With 1.0.0-preview bits, it is currently harder than it needs to be to use ML.NET inside an ASP.NET service or application. The first problem users hit is whether they can cache a PredictionEngine statically and reuse it for multiple requests. As described in #1789, you cannot use a PredictionEngine on multiple threads at the same time.

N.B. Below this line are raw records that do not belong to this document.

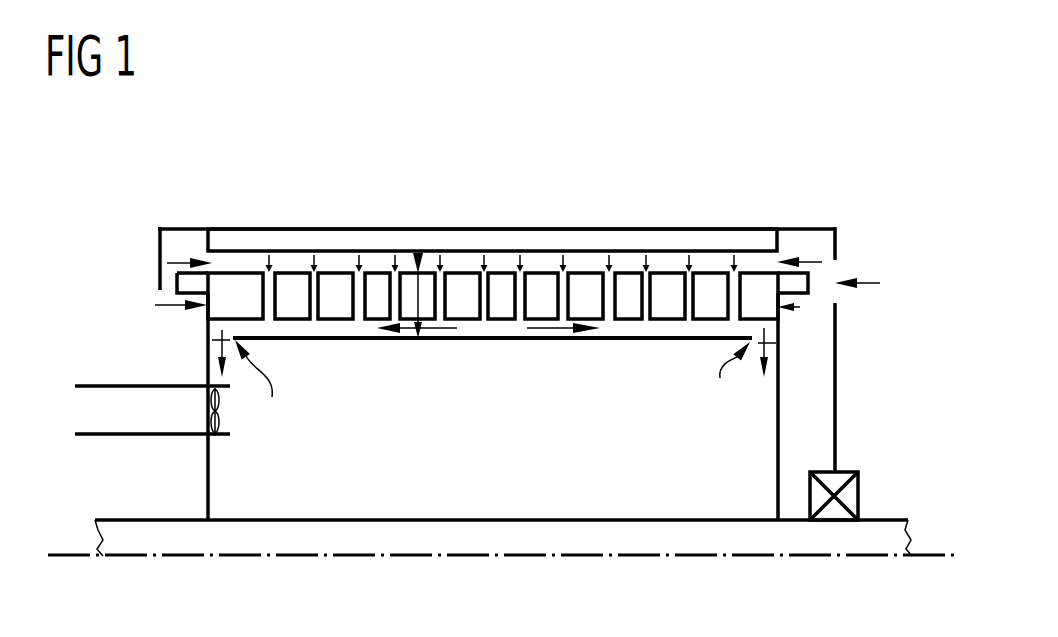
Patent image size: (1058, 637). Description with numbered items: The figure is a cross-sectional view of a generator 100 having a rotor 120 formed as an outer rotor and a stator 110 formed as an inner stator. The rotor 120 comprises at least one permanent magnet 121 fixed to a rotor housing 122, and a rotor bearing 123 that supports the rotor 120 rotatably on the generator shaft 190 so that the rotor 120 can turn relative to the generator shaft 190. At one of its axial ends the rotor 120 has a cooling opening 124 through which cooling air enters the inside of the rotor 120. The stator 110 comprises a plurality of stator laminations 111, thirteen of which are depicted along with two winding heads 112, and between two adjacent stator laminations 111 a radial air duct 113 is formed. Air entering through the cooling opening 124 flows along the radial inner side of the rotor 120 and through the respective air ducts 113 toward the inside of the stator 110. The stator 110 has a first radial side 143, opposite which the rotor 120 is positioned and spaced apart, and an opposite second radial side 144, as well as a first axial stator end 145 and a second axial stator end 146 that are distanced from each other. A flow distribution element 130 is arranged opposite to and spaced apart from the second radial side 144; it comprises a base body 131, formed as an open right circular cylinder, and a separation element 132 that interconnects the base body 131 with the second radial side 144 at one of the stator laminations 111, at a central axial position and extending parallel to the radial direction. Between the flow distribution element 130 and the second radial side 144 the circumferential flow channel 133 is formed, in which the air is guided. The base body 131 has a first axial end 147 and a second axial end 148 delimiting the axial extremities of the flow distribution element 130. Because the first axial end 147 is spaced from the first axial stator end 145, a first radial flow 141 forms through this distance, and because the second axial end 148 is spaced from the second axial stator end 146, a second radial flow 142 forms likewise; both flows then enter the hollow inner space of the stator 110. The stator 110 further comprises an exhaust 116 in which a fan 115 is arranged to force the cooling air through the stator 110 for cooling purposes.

The generator 100 is at (738, 111).
The stator 110 is at (148, 337).
The stator laminations 111 is at (759, 281).
The winding heads 112 is at (872, 145).
The radial air duct 113 is at (606, 282).
The fan 115 is at (210, 397).
The exhaust 116 is at (137, 437).
The rotor 120 is at (501, 197).
The permanent magnet 121 is at (295, 240).
The rotor housing 122 is at (837, 422).
The rotor bearing 123 is at (860, 497).
The cooling opening 124 is at (835, 275).
The flow distribution element 130 is at (379, 360).
The base body 131 is at (607, 341).
The separation element 132 is at (500, 322).
The circumferential flow channel 133 is at (680, 328).
The first radial flow 141 is at (213, 340).
The second radial flow 142 is at (776, 343).
The first radial side 143 is at (418, 253).
The second radial side 144 is at (418, 340).
The first axial stator end 145 is at (157, 305).
The second axial stator end 146 is at (800, 307).
The first axial end 147 is at (264, 388).
The second axial end 148 is at (720, 390).
The generator shaft 190 is at (525, 557).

Doing so will cause problems in your application.

Thus the recommendation is to use a pooling technique, but writing one from scratch is rather hard and potentially error prone.

Also, by default the MLContext's Log operation is not aware of any logging infrastructure currently used by ASP.NET apps/services. Thus the log goes nowhere, and is lost.

Proposal

We propose to add a new library (Microsoft.ML.Extensions?, Microsoft.Extensions.ML?) that is aware of both Microsoft.ML and Microsoft.Extensions.DependencyInjection/Microsoft.Extensions.Logging and glues the two together. This should make it much easier to consume ML.NET models inside ASP.NET apps/services, as well as any other app model that integrates with the Microsoft.Extensions.* libraries.

Usage

Adding a new ML.NET model into an ASP.NET application could be as simple as two steps:

  1. Add a PredictionEnginePool in your Startup.cs:
    // This method gets called by the runtime. Use this method to add services to the container.
    public void ConfigureServices(IServiceCollection services)
    {
        services
            .AddPredictionEnginePool<SentimentIssue, SentimentPrediction>("SentimentModel.zip");

        // other service configuration
    }
  1. In any controller that needs to make a prediction, inject the PredictionEngine pool in the constructor, and use it where necessary:
[ApiController]
public class PredictionController : ControllerBase
{
    private PredictionEnginePool<SentimentIssue, SentimentPrediction> _predictionEnginePool;

    public PredictionController(PredictionEnginePool<SentimentIssue, SentimentPrediction> predictionEnginePool)
    {
        _predictionEnginePool = predictionEnginePool;
    }

    [HttpGet()]
    public ActionResult<SentimentPrediction> GetSentiment([FromQuery]SentimentIssue input)
    {
        return _predictionEnginePool.Predict(input);
    }
}

Other potential scenarios

  1. Being able to add a model .zip file from sources other than a file path
    1. Azure Blob Storage
    2. A SQL Database
    3. Any URL
  2. Being able to automatically reload an updated model, if the file/URL changes (using FileWatcher or ETag or some other mechanism).
  3. Being able to have different "named" models for scenarios like A/B testing where you want 90% of users to get Model A and 10% to get Model B.